Há alguns anos, em virtude de toda a campanha do Fome-Zero do Governo Federal, os olhos do Estado finalmente se voltaram para este bolsão de pobreza, trazendo consigo todo um aparato de técnicos das mais diversas áreas para desenvolver e mudar a região. Os profissionais de saúde que aqui trabalhavam, e aqui destaco o mérito da coordenadora de saúde Idvani e sua equipe, empenharam-se em mudar o paradigma dos Josés, resgatando-os de suas prisões e finalmente oferecendo-lhes a oportunidade de serem avaliados no Centro de Apoio Psicossocial (CAPS) de uma cidade vizinha.

Suas situações foram estudadas e cada um foi devidamente medicado, propondo o nascimento de um novo sol em suas vidas. Contudo a história não terminou tão bela para todos.

O primeiro José, um rapaz de tez morena, franzino, retornou para casa e foi recebido de braços abertos pela família. Suas correntes foram rompidas e agora era permitido e convidado a transitar por sua comunidade. Tive a oportunidade de vê-lo andando de bicicleta pelas ruas e, depois, bem vestido, de terno e gravata, indo ao culto de sua igreja. Quando visitei sua casa, fui recebido com um aperto de mão alegre e caloroso. A felicidade de sua mãe ao comentar os avanços no tratamento transbordava de seu sorriso.

O segundo José, gordinho e de pele alva, também abandonou seus grilhões. Talvez fosse o que tivesse pior passado dos três. Sua cela era afastada da casa e o tratamento que recebia não seria dispensado a um cão. Medicado, não foi recebido em casa. Tinham medo dele. A solução foi levá-lo para uma instituição na capital Teresina, onde hoje vive, feliz e alheio ao desprezo da própria família.
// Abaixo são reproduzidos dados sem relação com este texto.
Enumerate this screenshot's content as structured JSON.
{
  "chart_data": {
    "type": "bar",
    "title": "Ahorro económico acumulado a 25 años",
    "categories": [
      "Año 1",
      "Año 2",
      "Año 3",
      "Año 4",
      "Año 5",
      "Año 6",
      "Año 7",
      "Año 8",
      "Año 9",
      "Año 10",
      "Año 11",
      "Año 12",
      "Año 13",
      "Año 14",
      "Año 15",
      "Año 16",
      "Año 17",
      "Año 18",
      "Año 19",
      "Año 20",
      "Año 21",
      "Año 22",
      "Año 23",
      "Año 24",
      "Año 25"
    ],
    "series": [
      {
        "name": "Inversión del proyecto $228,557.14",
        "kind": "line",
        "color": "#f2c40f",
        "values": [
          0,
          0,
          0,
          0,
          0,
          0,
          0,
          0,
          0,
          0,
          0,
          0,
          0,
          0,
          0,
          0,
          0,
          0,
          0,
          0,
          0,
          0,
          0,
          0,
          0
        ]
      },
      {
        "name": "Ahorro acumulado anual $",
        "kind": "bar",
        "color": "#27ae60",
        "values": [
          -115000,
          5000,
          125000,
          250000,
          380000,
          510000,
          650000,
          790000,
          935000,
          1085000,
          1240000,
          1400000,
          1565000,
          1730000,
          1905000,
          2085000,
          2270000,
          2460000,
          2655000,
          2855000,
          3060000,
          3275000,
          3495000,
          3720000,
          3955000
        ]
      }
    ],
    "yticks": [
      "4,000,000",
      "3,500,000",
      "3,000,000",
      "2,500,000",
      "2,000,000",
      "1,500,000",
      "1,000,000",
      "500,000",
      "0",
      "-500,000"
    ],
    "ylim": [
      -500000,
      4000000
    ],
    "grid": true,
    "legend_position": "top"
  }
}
Este não tive a oportunidade de conhecer pessoalmente, mas pude vê-lo por fotos, em seu aniversário, alegre. Tampouco conheci sua família.

Quanto ao último José, conversando com os profissionais que o levaram para São Raimundo Nonato, era encantador escutar os relatos de sua felicidade dentro do carro. Dançava inquieto as músicas que o motorista colocava no rádio. Sua primeira experiência com sorvete foi hilária, devorando um atrás do outro, como me contaram as testemunhas. Foi avaliado pelo psiquiatra e medicado. Retornou para casa na esperança de se livrar das correntes e ser reincorporado por sua comunidade.

Um ano se passou e fui visitá-lo pela primeira vez. Lá estava ele, num quarto dos fundos da casa, sem móveis, apenas uma janela que dava para o poente. No chão, um imenso quebra-cabeça montado de EVA fazia às vezes de tapete. Várias cobertas espalhadas pelo chão e José abaixo delas. Percebi no canto um balde sujo e o cheiro forte de urina. Sua mãe lhe chamou pelo nome e ele se levantou, apenas de calção. Era longilíneo, barbudo, magricela. Percorri com os olhos todo o seu corpo até que me deparei com seu tornozelo, enfeitado com uma volta de grossa corrente, presa com cadeado, e que corria até a parede, desaparecendo por um buraco.

Conversando com a enfermeira da área, fiquei sabendo que todas as tentativas de medicação de José esbarravam na atitude da família, que não parecia interessada em sua recuperação. Nunca deixavam faltar os benzodiazepínicos, pois o faziam dormir. Mas as drogas que o resgatariam deixavam de dar, ou mesmo faltar. O sono traz uma morte aparente, situação confortável para eles.

Agora, desprovido da presença do Estado, com o fim dos esforços do Fome-Zero, distantes do período eleitoral, o desafio de resgatar nosso José tornou-se uma tarefa difícil. Reunimos enfermeiros, psicólogos, assistentes sociais e iniciamos uma nova campanha. Contudo, o maior desafio será convencer a família, agente indispensável para a recuperação de nosso prisioneiro.

Estes são fatos que se repetem aos milhares pelo interior e até mesmo nas grandes cidades do Brasil. A carência de serviços e profissionais preparados para lidar com o paciente mental revelam a fragilidade do nosso sistema de saúde e das políticas voltadas para o problema. Mas com perseverança e estudo, vamos aos poucos tentar mudar este triste quadro.


* Nomes modificados para preservar as identidades.